I dropped the note to my lap, and my lip trembled. It was evident to me that Blaze didn’t understand that I was responsible for his wife’s death. If he did, he’d agree that I deserved this hell I’d lived in for five miserable years. The worst part was, there was no end in sight.
I glanced down at the massager on the bed again, and it reminded me that might not be true. At least not for my physical hell. The hell I went to sleep with and woke up to every morning wouldn’t be so easily massaged away, though. Those memories would be my constant companions until the day I died.
It was becoming more apparent every day that I was the only one who understood how much I deserved it.
Seven
The door swung open and closed the way it should after a little bit of adjusting. Satisfied, I opened the window and peeled the stickers off.

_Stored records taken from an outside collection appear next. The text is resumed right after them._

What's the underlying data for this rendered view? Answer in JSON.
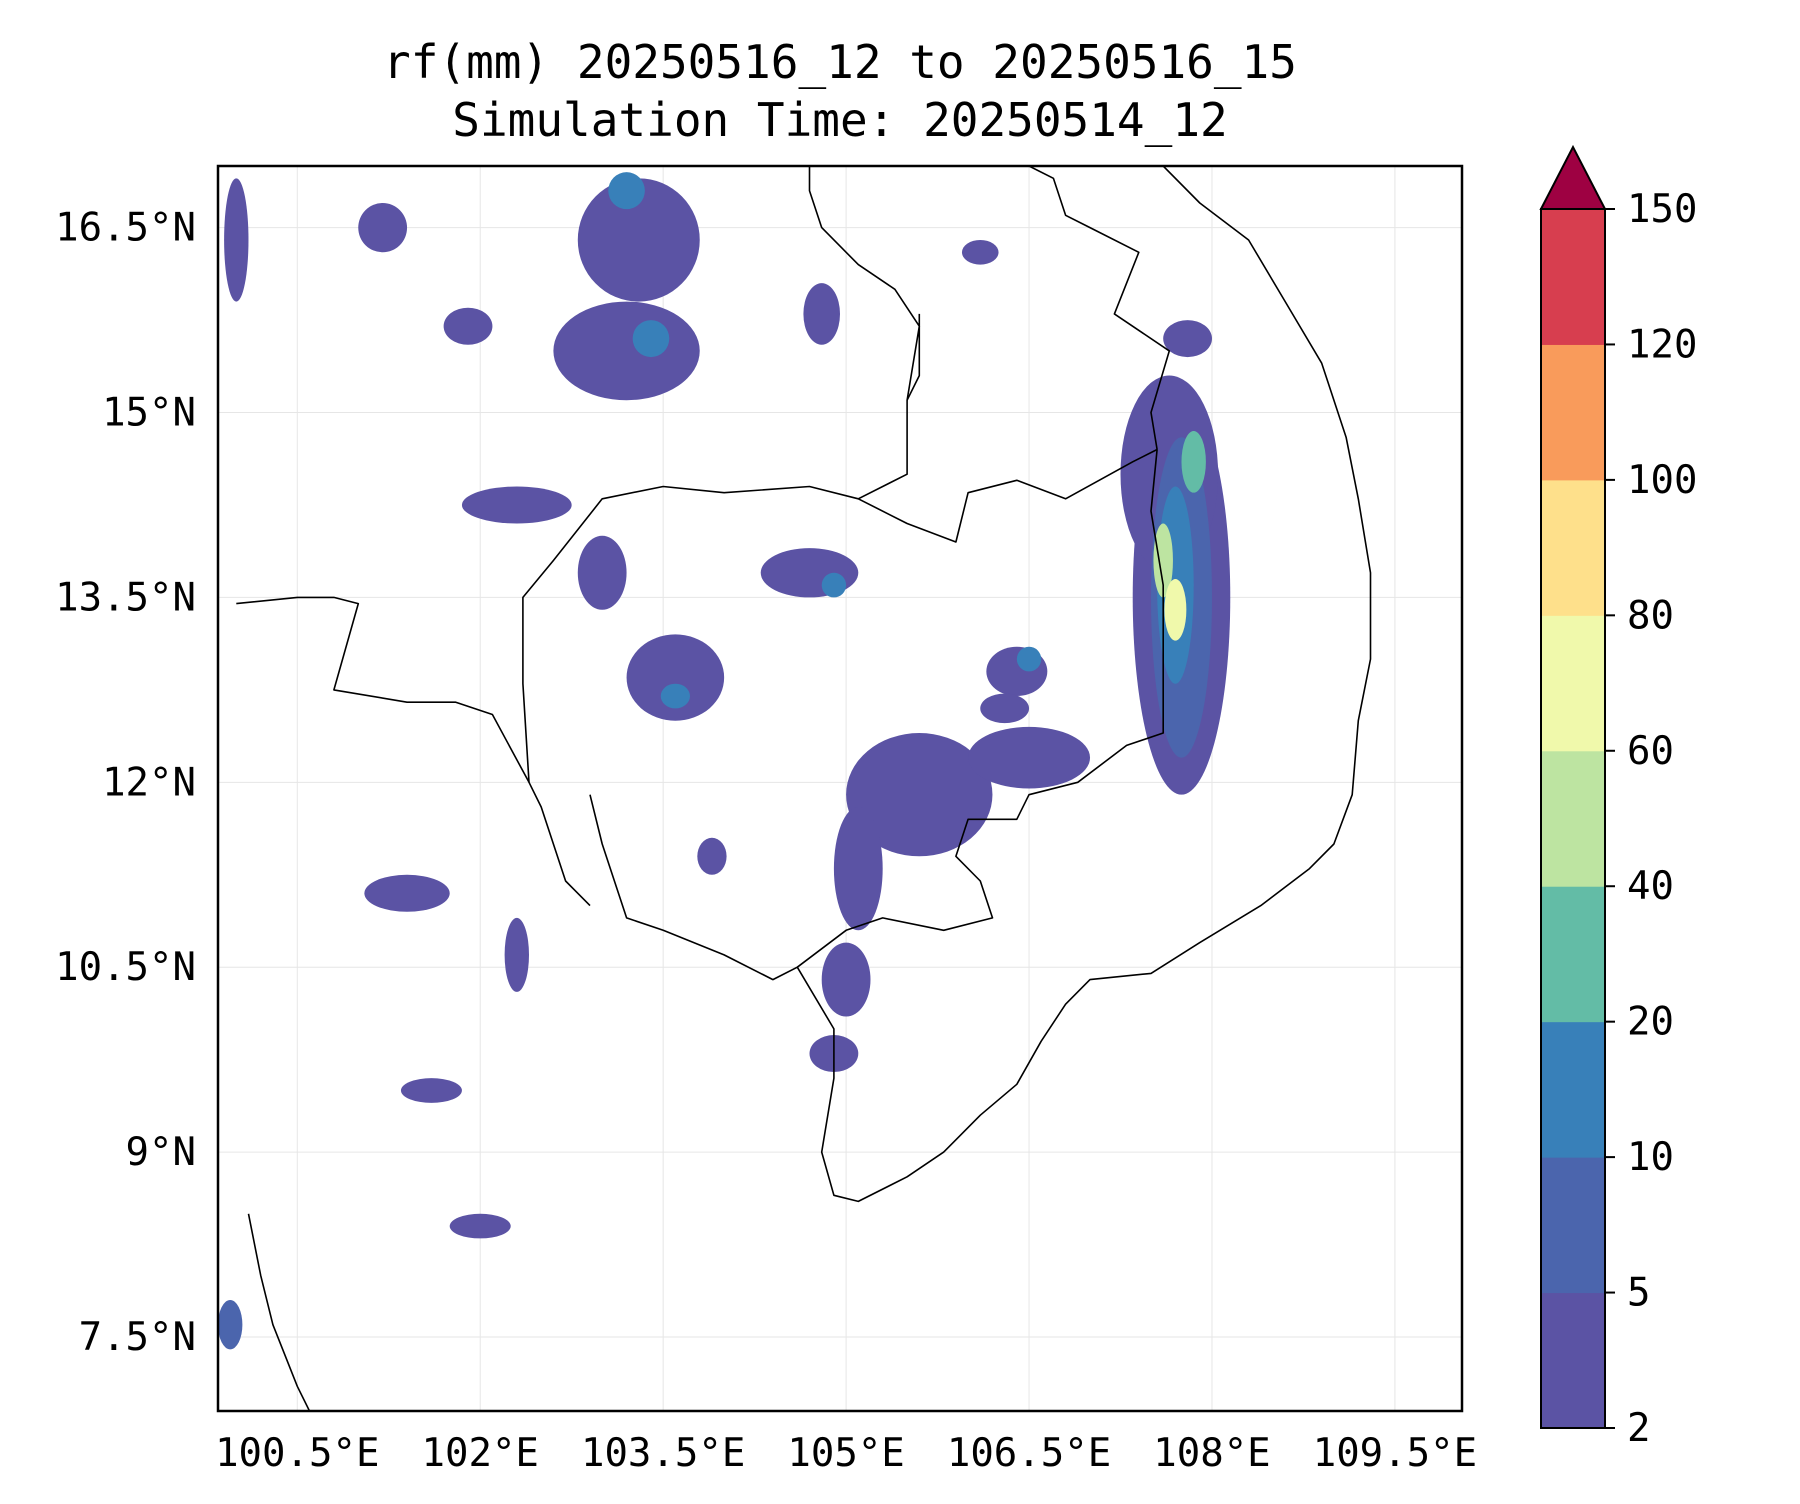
{
  "title": {
    "line1": "rf(mm) 20250516_12 to 20250516_15",
    "line2": "Simulation Time: 20250514_12"
  },
  "map": {
    "extent": {
      "lon": [
        99.85,
        110.05
      ],
      "lat": [
        6.9,
        17.0
      ]
    },
    "x_ticks": [
      {
        "value": 100.5,
        "label": "100.5°E"
      },
      {
        "value": 102.0,
        "label": "102°E"
      },
      {
        "value": 103.5,
        "label": "103.5°E"
      },
      {
        "value": 105.0,
        "label": "105°E"
      },
      {
        "value": 106.5,
        "label": "106.5°E"
      },
      {
        "value": 108.0,
        "label": "108°E"
      },
      {
        "value": 109.5,
        "label": "109.5°E"
      }
    ],
    "y_ticks": [
      {
        "value": 16.5,
        "label": "16.5°N"
      },
      {
        "value": 15.0,
        "label": "15°N"
      },
      {
        "value": 13.5,
        "label": "13.5°N"
      },
      {
        "value": 12.0,
        "label": "12°N"
      },
      {
        "value": 10.5,
        "label": "10.5°N"
      },
      {
        "value": 9.0,
        "label": "9°N"
      },
      {
        "value": 7.5,
        "label": "7.5°N"
      }
    ],
    "grid": true
  },
  "colorbar": {
    "levels": [
      2,
      5,
      10,
      20,
      40,
      60,
      80,
      100,
      120,
      150
    ],
    "tick_labels": [
      "2",
      "5",
      "10",
      "20",
      "40",
      "60",
      "80",
      "100",
      "120",
      "150"
    ],
    "colors": [
      "#5b53a4",
      "#4b65ad",
      "#3880b9",
      "#63bca6",
      "#bde4a1",
      "#f0f9ab",
      "#fee08b",
      "#f99b5b",
      "#d73e4f"
    ],
    "extend_color": "#9e0142",
    "extend": "max"
  },
  "rain_areas": [
    {
      "lon": 107.75,
      "lat": 13.5,
      "rx": 0.4,
      "ry": 1.6,
      "level": 0
    },
    {
      "lon": 107.65,
      "lat": 14.5,
      "rx": 0.4,
      "ry": 0.8,
      "level": 0
    },
    {
      "lon": 107.75,
      "lat": 13.5,
      "rx": 0.25,
      "ry": 1.3,
      "level": 1
    },
    {
      "lon": 107.7,
      "lat": 13.6,
      "rx": 0.15,
      "ry": 0.8,
      "level": 2
    },
    {
      "lon": 107.6,
      "lat": 13.8,
      "rx": 0.08,
      "ry": 0.3,
      "level": 4
    },
    {
      "lon": 107.7,
      "lat": 13.4,
      "rx": 0.09,
      "ry": 0.25,
      "level": 5
    },
    {
      "lon": 107.85,
      "lat": 14.6,
      "rx": 0.1,
      "ry": 0.25,
      "level": 3
    },
    {
      "lon": 105.6,
      "lat": 11.9,
      "rx": 0.6,
      "ry": 0.5,
      "level": 0
    },
    {
      "lon": 106.5,
      "lat": 12.2,
      "rx": 0.5,
      "ry": 0.25,
      "level": 0
    },
    {
      "lon": 105.1,
      "lat": 11.3,
      "rx": 0.2,
      "ry": 0.5,
      "level": 0
    },
    {
      "lon": 105.0,
      "lat": 10.4,
      "rx": 0.2,
      "ry": 0.3,
      "level": 0
    },
    {
      "lon": 104.9,
      "lat": 9.8,
      "rx": 0.2,
      "ry": 0.15,
      "level": 0
    },
    {
      "lon": 106.4,
      "lat": 12.9,
      "rx": 0.25,
      "ry": 0.2,
      "level": 0
    },
    {
      "lon": 106.5,
      "lat": 13.0,
      "rx": 0.1,
      "ry": 0.1,
      "level": 2
    },
    {
      "lon": 106.3,
      "lat": 12.6,
      "rx": 0.2,
      "ry": 0.12,
      "level": 0
    },
    {
      "lon": 103.6,
      "lat": 12.85,
      "rx": 0.4,
      "ry": 0.35,
      "level": 0
    },
    {
      "lon": 103.6,
      "lat": 12.7,
      "rx": 0.12,
      "ry": 0.1,
      "level": 2
    },
    {
      "lon": 104.7,
      "lat": 13.7,
      "rx": 0.4,
      "ry": 0.2,
      "level": 0
    },
    {
      "lon": 104.9,
      "lat": 13.6,
      "rx": 0.1,
      "ry": 0.1,
      "level": 2
    },
    {
      "lon": 103.0,
      "lat": 13.7,
      "rx": 0.2,
      "ry": 0.3,
      "level": 0
    },
    {
      "lon": 103.3,
      "lat": 16.4,
      "rx": 0.5,
      "ry": 0.5,
      "level": 0
    },
    {
      "lon": 103.2,
      "lat": 15.5,
      "rx": 0.6,
      "ry": 0.4,
      "level": 0
    },
    {
      "lon": 103.4,
      "lat": 15.6,
      "rx": 0.15,
      "ry": 0.15,
      "level": 2
    },
    {
      "lon": 103.2,
      "lat": 16.8,
      "rx": 0.15,
      "ry": 0.15,
      "level": 2
    },
    {
      "lon": 102.3,
      "lat": 14.25,
      "rx": 0.45,
      "ry": 0.15,
      "level": 0
    },
    {
      "lon": 101.2,
      "lat": 16.5,
      "rx": 0.2,
      "ry": 0.2,
      "level": 0
    },
    {
      "lon": 101.9,
      "lat": 15.7,
      "rx": 0.2,
      "ry": 0.15,
      "level": 0
    },
    {
      "lon": 104.8,
      "lat": 15.8,
      "rx": 0.15,
      "ry": 0.25,
      "level": 0
    },
    {
      "lon": 101.4,
      "lat": 11.1,
      "rx": 0.35,
      "ry": 0.15,
      "level": 0
    },
    {
      "lon": 101.6,
      "lat": 9.5,
      "rx": 0.25,
      "ry": 0.1,
      "level": 0
    },
    {
      "lon": 102.0,
      "lat": 8.4,
      "rx": 0.25,
      "ry": 0.1,
      "level": 0
    },
    {
      "lon": 102.3,
      "lat": 10.6,
      "rx": 0.1,
      "ry": 0.3,
      "level": 0
    },
    {
      "lon": 103.9,
      "lat": 11.4,
      "rx": 0.12,
      "ry": 0.15,
      "level": 0
    },
    {
      "lon": 106.1,
      "lat": 16.3,
      "rx": 0.15,
      "ry": 0.1,
      "level": 0
    },
    {
      "lon": 107.8,
      "lat": 15.6,
      "rx": 0.2,
      "ry": 0.15,
      "level": 0
    },
    {
      "lon": 100.0,
      "lat": 16.4,
      "rx": 0.1,
      "ry": 0.5,
      "level": 0
    },
    {
      "lon": 99.95,
      "lat": 7.6,
      "rx": 0.1,
      "ry": 0.2,
      "level": 1
    }
  ],
  "borders": [
    [
      [
        100.0,
        13.45
      ],
      [
        100.5,
        13.5
      ],
      [
        100.8,
        13.5
      ],
      [
        101.0,
        13.45
      ],
      [
        100.8,
        12.75
      ],
      [
        101.4,
        12.65
      ],
      [
        101.8,
        12.65
      ],
      [
        102.1,
        12.55
      ],
      [
        102.4,
        12.0
      ],
      [
        102.5,
        11.8
      ],
      [
        102.7,
        11.2
      ],
      [
        102.9,
        11.0
      ]
    ],
    [
      [
        102.4,
        12.0
      ],
      [
        102.35,
        12.8
      ],
      [
        102.35,
        13.5
      ],
      [
        102.6,
        13.8
      ],
      [
        103.0,
        14.3
      ],
      [
        103.5,
        14.4
      ],
      [
        104.0,
        14.35
      ],
      [
        104.7,
        14.4
      ],
      [
        105.1,
        14.3
      ],
      [
        105.5,
        14.1
      ],
      [
        105.9,
        13.95
      ],
      [
        106.0,
        14.35
      ],
      [
        106.4,
        14.45
      ],
      [
        106.8,
        14.3
      ],
      [
        107.35,
        14.6
      ],
      [
        107.55,
        14.7
      ]
    ],
    [
      [
        107.55,
        14.7
      ],
      [
        107.5,
        14.2
      ],
      [
        107.6,
        13.6
      ],
      [
        107.6,
        13.0
      ],
      [
        107.6,
        12.4
      ],
      [
        107.3,
        12.3
      ],
      [
        106.9,
        12.0
      ],
      [
        106.5,
        11.9
      ],
      [
        106.4,
        11.7
      ],
      [
        106.0,
        11.7
      ],
      [
        105.9,
        11.4
      ],
      [
        106.1,
        11.2
      ],
      [
        106.2,
        10.9
      ],
      [
        105.8,
        10.8
      ],
      [
        105.3,
        10.9
      ],
      [
        105.0,
        10.8
      ],
      [
        104.6,
        10.5
      ]
    ],
    [
      [
        105.1,
        14.3
      ],
      [
        105.5,
        14.5
      ],
      [
        105.5,
        15.1
      ],
      [
        105.6,
        15.7
      ],
      [
        105.4,
        16.0
      ],
      [
        105.1,
        16.2
      ],
      [
        104.8,
        16.5
      ],
      [
        104.7,
        16.8
      ],
      [
        104.7,
        17.0
      ]
    ],
    [
      [
        105.5,
        15.1
      ],
      [
        105.6,
        15.3
      ],
      [
        105.6,
        15.8
      ]
    ],
    [
      [
        107.55,
        14.7
      ],
      [
        107.5,
        15.0
      ],
      [
        107.65,
        15.5
      ],
      [
        107.2,
        15.8
      ],
      [
        107.4,
        16.3
      ],
      [
        107.0,
        16.5
      ],
      [
        106.8,
        16.6
      ],
      [
        106.7,
        16.9
      ],
      [
        106.5,
        17.0
      ]
    ],
    [
      [
        107.6,
        17.0
      ],
      [
        107.9,
        16.7
      ],
      [
        108.3,
        16.4
      ],
      [
        108.6,
        15.9
      ],
      [
        108.9,
        15.4
      ],
      [
        109.1,
        14.8
      ],
      [
        109.2,
        14.3
      ],
      [
        109.3,
        13.7
      ],
      [
        109.3,
        13.0
      ],
      [
        109.2,
        12.5
      ],
      [
        109.15,
        11.9
      ],
      [
        109.0,
        11.5
      ],
      [
        108.8,
        11.3
      ],
      [
        108.4,
        11.0
      ],
      [
        107.9,
        10.7
      ],
      [
        107.5,
        10.45
      ],
      [
        107.0,
        10.4
      ],
      [
        106.8,
        10.2
      ],
      [
        106.6,
        9.9
      ],
      [
        106.4,
        9.55
      ],
      [
        106.1,
        9.3
      ],
      [
        105.8,
        9.0
      ],
      [
        105.5,
        8.8
      ],
      [
        105.1,
        8.6
      ],
      [
        104.9,
        8.65
      ],
      [
        104.8,
        9.0
      ],
      [
        104.9,
        9.6
      ],
      [
        104.9,
        10.0
      ],
      [
        104.6,
        10.5
      ],
      [
        104.4,
        10.4
      ],
      [
        104.0,
        10.6
      ],
      [
        103.5,
        10.8
      ],
      [
        103.2,
        10.9
      ],
      [
        103.0,
        11.5
      ],
      [
        102.9,
        11.9
      ]
    ],
    [
      [
        100.1,
        8.5
      ],
      [
        100.2,
        8.0
      ],
      [
        100.3,
        7.6
      ],
      [
        100.5,
        7.1
      ],
      [
        100.6,
        6.9
      ]
    ]
  ]
}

“Blaze!” Beau yelled from the front of the house.
“Kitchen!” I yelled back. Unless he was sleeping, Beau was always on full volume.
He jogged in and stopped in his tracks. “What are you doing?”
“Fixing the screen door as you told me to. What are you doing?”
“I told you to fix it, not replace it,” he said, taking a moment to check it out.
“True, but they told me this one is better insulated for winter. We needed a new one anyway. I’m going to replace the wooden door too. I should have time later this fall.”
I packed up my tools and stood again, assessing him. “Something is wrong.”
“Why would anything be wrong?” he asked, ducking his head into the fridge.